The team headed by Pedro Linares, an industrial electrical engineer and a researcher at the IIT, studied the evolution of the Spanish electricity sector by simulating four different scenarios, to which they applied various industrial measures and policies that could currently be undertaken in order to achieve sustainability in the system.
“The electricity sector is responsible for a large part of total CO2 emissions – approximately 25% of the 370 million tonnes that we currently discharge into the atmosphere,” Linares tells SINC.
According to the study, which has been published in the British magazine Energy Policy, total emissions (which include CO2 and other greenhouse gases) are 63% higher than in 1990. “Our 2012 commitment under the Kyoto Protocol is to emit only 15% more than in 1990. In other words, we are a long way off being able to fulfil this objective,” says the engineer.
Electric energy in Spain today is produced primarily in thermoelectric, nuclear and hydroelectric power stations. Renewable energies, however, continue to play only a minor role (in 2005 they accounted for only 7% of total production), and development of renewables is also far off the 12% target set in the Renewable Energies Plan for 2005-2010.
Reducing consumption to achieve sustainability
The four scenarios covered by this research take various aspects of the problem into consideration – growth in demand, conventional technologies, renewable sources being used now and in the future (biomass, mini-hydraulics, wind and solar thermal), investment capacity and the CO2 emissions market, as well as the directives issued under the National Plan on emissions reductions for large combustion facilities (approved in 2007).
For example, in the BAU (business as usual) model – where demand for electricity, domestic production and CO2 emissions continue growing at the same rate as they have to date – the simulations predict that emissions by 2020 will have doubled compared to 1990 levels, and electricity sector dependency will reach 60%.
However, the results obtained by using the three other models – PS1 (power shift), PS2 and PS2n – are rather more optimistic. The PS2n model, for example, sees demand for nuclear energy falling by 50% by 2020. The three scenarios take into account policies for energy promotion and savings and the development of renewables, which would entail an increase in emission permit prices. In the PS2 and PS2n scenarios, the results point at emissions in 2020 being 37% lower than they were in 1990.
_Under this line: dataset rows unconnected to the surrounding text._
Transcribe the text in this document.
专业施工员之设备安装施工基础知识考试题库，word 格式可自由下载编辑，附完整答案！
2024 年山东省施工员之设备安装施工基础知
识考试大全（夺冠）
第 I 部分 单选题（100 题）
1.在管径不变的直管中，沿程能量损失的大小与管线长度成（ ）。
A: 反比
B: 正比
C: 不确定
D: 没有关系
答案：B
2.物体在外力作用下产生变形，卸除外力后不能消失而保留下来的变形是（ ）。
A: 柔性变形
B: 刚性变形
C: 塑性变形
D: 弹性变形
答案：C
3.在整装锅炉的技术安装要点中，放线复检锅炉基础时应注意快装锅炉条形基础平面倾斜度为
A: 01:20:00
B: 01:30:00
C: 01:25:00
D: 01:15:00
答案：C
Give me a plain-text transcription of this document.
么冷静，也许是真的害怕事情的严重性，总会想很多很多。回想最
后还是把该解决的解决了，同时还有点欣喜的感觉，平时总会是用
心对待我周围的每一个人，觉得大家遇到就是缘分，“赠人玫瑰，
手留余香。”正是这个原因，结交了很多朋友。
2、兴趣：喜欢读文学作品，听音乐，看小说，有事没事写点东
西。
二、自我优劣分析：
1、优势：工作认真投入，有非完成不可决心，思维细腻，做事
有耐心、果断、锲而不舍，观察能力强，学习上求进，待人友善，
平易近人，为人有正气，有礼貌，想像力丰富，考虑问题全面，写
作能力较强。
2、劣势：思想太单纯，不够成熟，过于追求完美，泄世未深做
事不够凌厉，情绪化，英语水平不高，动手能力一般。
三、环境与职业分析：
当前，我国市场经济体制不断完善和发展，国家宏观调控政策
This study has made it possible to identify the elements required for change to take place, in terms of demand being reduced and, to a lesser extent, premiums being used to increase the availability and competitiveness of renewable energies.
“The potential of renewables and the prices of emissions permits are fairly realistic assumptions, even for the PS2 scenario,” Linares points out. “Unfortunately, the increase in premiums and restraints on the growth of demand are not, and not because they are unmeasurable concepts,” he adds, “but rather because these will require strong political will, and it is not clear that this exists.”